Christensen asked Erik Petersen, Wyoming’s senior assistant attorney general, if his state would consider delaying the hunt until the judge’s ruling is issued. Petersen did not directly answer Christensen, but made a counteroffer to the judge.

Wyoming Gov. Matt Mead was willing to “make adjustments” to the hunting season, Petersen said, if the judge leaves Wyoming, Montana and Idaho in charge of managing the bears — even if he rules that the U.S. Fish and Wildlife Service needs to revise its rule declassifying grizzlies as threatened.

“The likelihood of any significant harm to the population is essentially nil,” Petersen said.

Christensen did not take Petersen up on his offer in the hearing.

Among their arguments in court, attorneys for the advocacy groups questioned how other threatened grizzly populations in the Lower 48 states would fare if the Yellowstone bears’ status changed. They also said the federal wildlife agency ignored recent spikes in overall bear deaths that, when hunting is added to the mix, could cause an unanticipated population decline.

Department of Justice attorneys said the Fish and Wildlife Service considered all the plaintiffs’ arguments and proceeded with lifting protections because there is no threat of extinction to the bears now or in the foreseeable future.

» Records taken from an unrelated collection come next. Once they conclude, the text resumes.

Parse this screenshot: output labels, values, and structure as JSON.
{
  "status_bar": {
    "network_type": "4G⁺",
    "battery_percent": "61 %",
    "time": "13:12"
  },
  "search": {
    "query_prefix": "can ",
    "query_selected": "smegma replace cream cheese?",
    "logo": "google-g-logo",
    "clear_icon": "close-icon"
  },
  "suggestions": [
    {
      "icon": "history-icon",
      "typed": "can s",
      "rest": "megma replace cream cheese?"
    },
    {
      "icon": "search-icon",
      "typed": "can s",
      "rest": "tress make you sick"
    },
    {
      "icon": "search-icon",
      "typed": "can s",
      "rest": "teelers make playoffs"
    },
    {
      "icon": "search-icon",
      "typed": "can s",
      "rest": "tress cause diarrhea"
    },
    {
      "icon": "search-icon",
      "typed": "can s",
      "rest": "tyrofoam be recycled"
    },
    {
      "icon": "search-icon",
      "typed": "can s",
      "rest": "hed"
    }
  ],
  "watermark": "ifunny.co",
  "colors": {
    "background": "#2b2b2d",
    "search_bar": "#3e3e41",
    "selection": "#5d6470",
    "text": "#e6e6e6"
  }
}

“They have a lot of speculation, (but) they have very little facts,” said attorney Michael Eitel.

Petersen and attorneys representing Montana and Idaho said the people most affected by the court’s decision will be the farmers and ranchers who live in grizzly territory and have increasing conflicts with bears attacking livestock. Those people have been cooperative with conservation efforts, but that attitude may change if federal protections are restored, they said.

“There are westerners who have to deal with this every day and who have apex-level predators in their backyard,” said Cody Wisniewski, a lawyer for the Wyoming Farm Bureau.

The population of grizzlies living in Yellowstone was classified as a threatened species in 1975, when its number had fallen to 136. The Fish and Wildlife Service initially declared a successful recovery for the Yellowstone population in 2007, but a federal judge ordered protections to remain in place while wildlife officials studied whether the decline of a major food source, whitebark pine seeds, could threaten the bears’ survival.

In 2017, the federal agency concluded that it had addressed all threats, and ruled that the grizzlies were no longer a threatened species needing restrictive federal protections.

That prompted six lawsuits challenging the agency’s decision. Those lawsuits have been consolidated into one case that Christensen heard on Thursday.

Idaho’s hunting quota is one bear. Wyoming’s hunt is in two phases: Sept. 1 opens the season in an outlying area with a quota of 12 bears, and Sept. 15 starts the season in prime grizzly habitat near Yellowstone and Grand Teton national parks. One female or nine males can be killed in those areas.

Wildlife officials in those states say they’re ready for opening day, which would be Wyoming’s first grizzly hunt since 1974 and Idaho’s first since 1946. Twelve hunters in Wyoming and one in Idaho have been issued licenses out of the thousands who applied.

Montana officials decided not to hold a hunt this year. Bear hunting is not allowed in Yellowstone or Grand Teton.